Photo : Lewis Benjamin Foote/University of ManitobaDROITS DES TRAVAILLEURS
La grève générale de Winnipeg
« La révolte de 1919 a laissé dans son sillage des traces mitigées. La répression de la grève générale de Winnipeg et des centaines d'autres conflits au pays démoralisèrent les travailleurs. […] Il a fallu attendre une autre génération avant que le mouvement ouvrier ne retrouve la popularité dont il avait joui à l'époque. »
- Musée canadien d’histoire
Près de 30 000 travailleurs de Winnipeg déclenchent une grève générale le 15 mai 1919, sur fond de chômage massif, d’agitation sociale et de syndicalisme militant. Des grèves de solidarité sont déclenchées dans une trentaine de villes, ailleurs au pays. Au cœur des revendications : la reconnaissance syndicale et une augmentation des salaires. Le comité antigrève, formé d’hommes influents de Winnipeg, qualifie les grévistes de bolcheviques et « d'ordures étrangères », et la grève, de conspiration révolutionnaire. L’arrêt de travail dure six semaines et se solde par les événements tragiques du Bloody Saturday. Ce jour-là, le 21 juin, la GRC charge les manifestants venus protester contre l’arrestation, quelques jours plus tôt, de 10 chefs grévistes. Bilan : deux morts et 30 blessés. Les grévistes retournent au travail sans avoir obtenu gain de cause.

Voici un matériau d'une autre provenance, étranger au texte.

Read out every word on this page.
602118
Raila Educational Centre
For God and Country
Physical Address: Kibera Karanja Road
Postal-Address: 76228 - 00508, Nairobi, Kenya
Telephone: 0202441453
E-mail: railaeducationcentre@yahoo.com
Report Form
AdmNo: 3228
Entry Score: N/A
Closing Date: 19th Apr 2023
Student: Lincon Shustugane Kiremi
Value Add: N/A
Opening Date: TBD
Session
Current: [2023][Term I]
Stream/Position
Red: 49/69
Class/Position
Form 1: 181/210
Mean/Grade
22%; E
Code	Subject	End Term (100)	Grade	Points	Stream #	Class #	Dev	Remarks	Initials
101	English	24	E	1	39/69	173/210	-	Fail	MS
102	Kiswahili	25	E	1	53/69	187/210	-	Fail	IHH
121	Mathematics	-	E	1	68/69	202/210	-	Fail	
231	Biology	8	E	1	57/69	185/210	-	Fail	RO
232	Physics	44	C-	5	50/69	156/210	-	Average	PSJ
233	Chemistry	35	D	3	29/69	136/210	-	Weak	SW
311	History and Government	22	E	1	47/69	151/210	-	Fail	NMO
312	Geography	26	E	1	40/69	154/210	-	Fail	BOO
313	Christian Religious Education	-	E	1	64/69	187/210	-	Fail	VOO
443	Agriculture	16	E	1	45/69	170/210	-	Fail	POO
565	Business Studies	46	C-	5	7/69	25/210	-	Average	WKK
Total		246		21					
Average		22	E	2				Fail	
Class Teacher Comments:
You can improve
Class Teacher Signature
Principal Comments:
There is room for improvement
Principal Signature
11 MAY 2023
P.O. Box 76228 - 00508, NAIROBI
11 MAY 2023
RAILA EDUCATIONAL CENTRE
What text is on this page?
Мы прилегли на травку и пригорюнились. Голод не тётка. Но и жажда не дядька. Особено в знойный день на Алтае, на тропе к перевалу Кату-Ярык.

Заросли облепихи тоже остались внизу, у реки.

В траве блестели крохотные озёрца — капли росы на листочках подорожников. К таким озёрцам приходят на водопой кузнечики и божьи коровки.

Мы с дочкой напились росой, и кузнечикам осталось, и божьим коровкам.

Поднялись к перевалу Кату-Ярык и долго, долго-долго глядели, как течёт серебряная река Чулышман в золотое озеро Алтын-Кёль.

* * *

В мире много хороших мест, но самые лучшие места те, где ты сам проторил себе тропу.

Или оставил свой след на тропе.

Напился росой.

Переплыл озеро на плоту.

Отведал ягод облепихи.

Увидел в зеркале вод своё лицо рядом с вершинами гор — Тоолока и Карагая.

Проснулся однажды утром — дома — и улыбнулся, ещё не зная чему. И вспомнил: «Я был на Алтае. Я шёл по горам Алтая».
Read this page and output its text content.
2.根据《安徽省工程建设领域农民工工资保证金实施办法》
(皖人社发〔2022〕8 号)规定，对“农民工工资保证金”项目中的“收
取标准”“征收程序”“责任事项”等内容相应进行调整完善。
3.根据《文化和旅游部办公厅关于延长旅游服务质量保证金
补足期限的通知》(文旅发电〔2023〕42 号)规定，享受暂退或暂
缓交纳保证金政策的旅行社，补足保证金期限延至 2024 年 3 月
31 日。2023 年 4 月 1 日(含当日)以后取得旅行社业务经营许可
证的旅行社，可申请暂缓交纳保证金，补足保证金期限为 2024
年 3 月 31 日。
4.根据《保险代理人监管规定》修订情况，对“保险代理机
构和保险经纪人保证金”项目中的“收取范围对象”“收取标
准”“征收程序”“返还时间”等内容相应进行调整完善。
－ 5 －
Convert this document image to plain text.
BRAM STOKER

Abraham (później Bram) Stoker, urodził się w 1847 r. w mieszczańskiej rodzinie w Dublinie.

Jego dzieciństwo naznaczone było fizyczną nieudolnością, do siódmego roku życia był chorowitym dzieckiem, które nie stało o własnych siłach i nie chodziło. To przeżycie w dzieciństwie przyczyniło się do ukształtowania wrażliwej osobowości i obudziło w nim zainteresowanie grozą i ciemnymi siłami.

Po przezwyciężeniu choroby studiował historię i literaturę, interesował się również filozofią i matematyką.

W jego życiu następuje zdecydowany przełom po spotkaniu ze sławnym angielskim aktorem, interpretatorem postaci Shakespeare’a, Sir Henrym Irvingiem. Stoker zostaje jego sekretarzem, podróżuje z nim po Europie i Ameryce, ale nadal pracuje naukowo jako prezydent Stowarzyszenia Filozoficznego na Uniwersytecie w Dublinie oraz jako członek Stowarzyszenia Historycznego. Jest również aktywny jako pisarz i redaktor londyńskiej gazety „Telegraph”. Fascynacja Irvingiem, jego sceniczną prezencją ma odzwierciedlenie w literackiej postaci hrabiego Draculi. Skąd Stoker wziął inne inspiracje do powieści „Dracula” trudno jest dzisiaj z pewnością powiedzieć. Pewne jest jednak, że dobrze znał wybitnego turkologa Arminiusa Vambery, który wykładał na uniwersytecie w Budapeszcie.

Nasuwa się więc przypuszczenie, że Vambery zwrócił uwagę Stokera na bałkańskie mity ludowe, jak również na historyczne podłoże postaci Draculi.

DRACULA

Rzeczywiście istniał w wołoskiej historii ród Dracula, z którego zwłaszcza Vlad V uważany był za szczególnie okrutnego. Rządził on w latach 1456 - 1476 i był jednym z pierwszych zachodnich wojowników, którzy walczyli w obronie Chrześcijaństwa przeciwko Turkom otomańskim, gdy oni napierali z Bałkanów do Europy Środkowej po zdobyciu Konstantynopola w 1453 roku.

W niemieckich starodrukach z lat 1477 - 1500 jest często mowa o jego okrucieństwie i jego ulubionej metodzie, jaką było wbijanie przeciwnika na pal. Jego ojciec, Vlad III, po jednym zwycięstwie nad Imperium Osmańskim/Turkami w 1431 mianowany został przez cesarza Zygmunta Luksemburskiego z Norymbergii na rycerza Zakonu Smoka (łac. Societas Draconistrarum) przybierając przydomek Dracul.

Pour Dominique Clément, la grève de 1919 est déterminante, même si, au départ, elle a fait reculer les droits. Il rappelle qu’elle a mené à la création de règles particulièrement restrictives qui ont limité les droits d’association et de parole. Il mentionne les amendements à la loi sur l’immigration permettant de déporter toute personne née à l’extérieur du Canada et accusée de sédition. Cette grève, dit-il, est tout de même « l’ancêtre » des premières organisations de défense des droits civils au Canada. Ces groupes, dit-il, étaient menés par des ouvriers, qui n’ont pas oublié la dure répression de la grève de Winnipeg.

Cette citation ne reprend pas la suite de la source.